Lightning RoundHere's what Cramer had to say about callers' stocks during the "Lightning Round": Nvidia ( NVDA): "People are worried about the quarter. I say don't buy." Baidu.com ( BIDU): "I am not recommending any Chinese stocks right now." WW Grainger ( GWW): "Any weakness, I want to buy this one. It's a terrific company." Nordic American Tanker ( NAT): "The daily tanker rates are horrendous. I think you need to sit on the sidelines for now." Bank of America ( BAC): "Bank of America is good to go. I think you can own it. " Consolidated Edison ( ED): "I do like their dividend. I'd use $58 as my entry point."
Executive DecisionIn the "Executive Decision" segment, Cramer sat down with David Pyott, chairman, president and CEO of Allergan ( AGN), which remains the fastest-growing medical company out there as it continues to find new uses for older products. Pyott said the consumer is "alive and well," something that has helped Allergan continue to grow at a rate of 9.5% a year when adjusting for currencies. He also noted that the second half of 2012 is poised to be even better than the first, thanks to a competitor for Botox being taken off the market.
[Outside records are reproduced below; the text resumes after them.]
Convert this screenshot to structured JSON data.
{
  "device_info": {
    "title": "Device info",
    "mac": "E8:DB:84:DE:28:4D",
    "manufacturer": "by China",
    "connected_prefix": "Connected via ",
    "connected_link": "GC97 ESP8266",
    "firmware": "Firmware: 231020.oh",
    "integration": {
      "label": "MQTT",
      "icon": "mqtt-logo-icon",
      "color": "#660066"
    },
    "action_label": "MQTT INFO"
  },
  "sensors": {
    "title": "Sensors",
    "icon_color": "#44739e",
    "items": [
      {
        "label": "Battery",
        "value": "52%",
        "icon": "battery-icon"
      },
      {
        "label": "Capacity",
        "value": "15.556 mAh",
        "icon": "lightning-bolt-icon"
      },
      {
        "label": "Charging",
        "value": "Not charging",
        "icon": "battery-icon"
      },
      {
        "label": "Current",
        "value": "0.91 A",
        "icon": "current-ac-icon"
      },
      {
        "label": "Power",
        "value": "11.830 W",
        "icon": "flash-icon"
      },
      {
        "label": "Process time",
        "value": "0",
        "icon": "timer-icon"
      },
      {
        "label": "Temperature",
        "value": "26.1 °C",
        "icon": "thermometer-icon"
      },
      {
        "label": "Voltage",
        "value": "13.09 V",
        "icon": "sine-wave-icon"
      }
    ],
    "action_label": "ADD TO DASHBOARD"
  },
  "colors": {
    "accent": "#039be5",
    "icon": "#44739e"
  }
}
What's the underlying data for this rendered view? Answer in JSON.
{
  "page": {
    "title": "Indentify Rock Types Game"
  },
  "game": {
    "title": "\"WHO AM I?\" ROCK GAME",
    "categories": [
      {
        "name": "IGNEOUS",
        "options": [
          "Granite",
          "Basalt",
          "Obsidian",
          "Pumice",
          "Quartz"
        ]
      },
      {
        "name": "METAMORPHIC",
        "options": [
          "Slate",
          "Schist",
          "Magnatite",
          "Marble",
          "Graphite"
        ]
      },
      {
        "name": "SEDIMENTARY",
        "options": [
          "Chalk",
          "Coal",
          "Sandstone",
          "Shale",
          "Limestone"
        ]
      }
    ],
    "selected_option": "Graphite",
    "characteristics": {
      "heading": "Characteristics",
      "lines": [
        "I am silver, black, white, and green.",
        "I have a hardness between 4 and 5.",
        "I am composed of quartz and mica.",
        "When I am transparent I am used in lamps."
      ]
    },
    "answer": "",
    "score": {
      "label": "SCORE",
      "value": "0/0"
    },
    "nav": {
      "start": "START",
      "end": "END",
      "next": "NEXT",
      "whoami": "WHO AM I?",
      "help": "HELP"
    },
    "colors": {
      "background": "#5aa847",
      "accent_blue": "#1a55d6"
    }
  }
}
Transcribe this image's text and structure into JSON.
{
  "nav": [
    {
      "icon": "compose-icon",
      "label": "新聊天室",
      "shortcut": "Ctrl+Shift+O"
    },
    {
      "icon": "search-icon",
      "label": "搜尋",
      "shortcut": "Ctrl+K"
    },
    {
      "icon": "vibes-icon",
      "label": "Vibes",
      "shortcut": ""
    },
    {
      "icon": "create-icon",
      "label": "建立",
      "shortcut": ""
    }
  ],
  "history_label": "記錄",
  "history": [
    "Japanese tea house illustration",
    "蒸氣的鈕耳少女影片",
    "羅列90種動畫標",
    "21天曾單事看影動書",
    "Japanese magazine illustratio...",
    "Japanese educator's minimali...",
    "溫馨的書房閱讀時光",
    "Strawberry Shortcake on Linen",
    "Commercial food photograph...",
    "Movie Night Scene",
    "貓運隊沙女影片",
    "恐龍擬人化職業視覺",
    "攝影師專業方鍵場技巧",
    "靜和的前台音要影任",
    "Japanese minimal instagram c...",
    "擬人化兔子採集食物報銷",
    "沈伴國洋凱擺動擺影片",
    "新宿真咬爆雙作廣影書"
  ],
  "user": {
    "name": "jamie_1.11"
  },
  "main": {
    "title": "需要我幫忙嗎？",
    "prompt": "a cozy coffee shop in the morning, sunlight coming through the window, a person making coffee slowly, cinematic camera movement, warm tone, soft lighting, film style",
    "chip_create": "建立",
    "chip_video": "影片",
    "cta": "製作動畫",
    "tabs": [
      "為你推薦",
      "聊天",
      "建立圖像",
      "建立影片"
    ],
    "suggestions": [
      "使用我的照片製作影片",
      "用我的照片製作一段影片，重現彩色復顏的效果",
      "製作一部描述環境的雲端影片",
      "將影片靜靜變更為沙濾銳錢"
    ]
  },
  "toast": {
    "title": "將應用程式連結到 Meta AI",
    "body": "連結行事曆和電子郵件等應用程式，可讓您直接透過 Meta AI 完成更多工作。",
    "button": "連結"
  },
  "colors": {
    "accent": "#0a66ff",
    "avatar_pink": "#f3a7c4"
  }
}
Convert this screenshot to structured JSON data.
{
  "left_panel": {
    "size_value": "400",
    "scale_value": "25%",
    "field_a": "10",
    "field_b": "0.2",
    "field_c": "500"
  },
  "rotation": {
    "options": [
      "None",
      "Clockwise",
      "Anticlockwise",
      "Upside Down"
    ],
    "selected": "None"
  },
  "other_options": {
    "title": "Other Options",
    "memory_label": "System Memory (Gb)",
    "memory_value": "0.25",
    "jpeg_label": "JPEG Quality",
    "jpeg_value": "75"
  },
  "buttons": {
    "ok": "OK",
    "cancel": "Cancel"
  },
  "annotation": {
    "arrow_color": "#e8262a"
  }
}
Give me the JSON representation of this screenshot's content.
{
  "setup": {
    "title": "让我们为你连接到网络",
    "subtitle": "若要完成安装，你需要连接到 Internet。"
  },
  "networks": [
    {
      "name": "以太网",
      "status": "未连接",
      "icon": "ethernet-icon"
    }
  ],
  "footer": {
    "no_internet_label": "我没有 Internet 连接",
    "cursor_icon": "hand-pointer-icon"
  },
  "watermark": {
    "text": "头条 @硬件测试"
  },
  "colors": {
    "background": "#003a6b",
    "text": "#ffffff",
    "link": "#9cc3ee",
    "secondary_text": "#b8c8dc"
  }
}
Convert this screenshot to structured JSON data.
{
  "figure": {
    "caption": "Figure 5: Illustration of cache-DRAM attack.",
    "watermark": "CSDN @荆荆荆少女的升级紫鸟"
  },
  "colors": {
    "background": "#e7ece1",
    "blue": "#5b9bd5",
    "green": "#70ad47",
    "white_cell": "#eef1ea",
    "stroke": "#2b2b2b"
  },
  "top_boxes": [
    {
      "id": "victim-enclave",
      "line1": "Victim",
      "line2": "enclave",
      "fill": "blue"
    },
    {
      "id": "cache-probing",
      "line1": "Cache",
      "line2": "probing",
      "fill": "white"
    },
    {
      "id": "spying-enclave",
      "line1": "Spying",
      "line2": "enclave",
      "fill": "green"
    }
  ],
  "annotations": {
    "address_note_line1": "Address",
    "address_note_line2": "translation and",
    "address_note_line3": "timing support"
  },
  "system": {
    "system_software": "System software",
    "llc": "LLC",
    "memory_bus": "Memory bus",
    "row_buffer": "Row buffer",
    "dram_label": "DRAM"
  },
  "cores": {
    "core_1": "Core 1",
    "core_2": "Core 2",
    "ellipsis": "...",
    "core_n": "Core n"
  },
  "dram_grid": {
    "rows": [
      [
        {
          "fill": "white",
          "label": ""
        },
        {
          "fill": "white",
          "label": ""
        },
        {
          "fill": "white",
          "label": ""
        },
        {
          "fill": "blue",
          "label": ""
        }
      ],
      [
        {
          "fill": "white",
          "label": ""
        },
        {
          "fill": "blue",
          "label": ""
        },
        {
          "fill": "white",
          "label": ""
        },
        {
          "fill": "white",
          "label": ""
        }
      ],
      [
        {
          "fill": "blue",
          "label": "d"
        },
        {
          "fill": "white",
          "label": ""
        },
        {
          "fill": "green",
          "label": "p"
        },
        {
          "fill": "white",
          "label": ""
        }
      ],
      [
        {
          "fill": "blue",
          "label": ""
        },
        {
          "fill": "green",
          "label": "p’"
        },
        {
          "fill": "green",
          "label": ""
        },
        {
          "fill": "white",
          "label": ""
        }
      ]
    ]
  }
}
"We'll be once again taking share," said Pyott, something that will help Botox continue to grow in the double digits. Among some of the new indications for the company is the use of Botox for migraines. Pyott said the migraine business is picking up steam and the company has trained over 6,000 doctors in its use so far. He said Allergan is running both branded and non-branded advertising in the migraine space, both of which are working well to find patients in need. Even newer to the company's stable of products are those for overactive bladder. Pyott said right now Allergan's treatments are approved for use with patients who have incontinence as a result of a spinal cord injury. In 2013 the company hopes to receive approval for severe incontinence, a far bigger indication than spinal injuries. Pyott also discounted a slowdown in the company's eye-care business, calling the anomaly a "blip" related primarily to inventory. Cramer continued his recommendation of Allergan.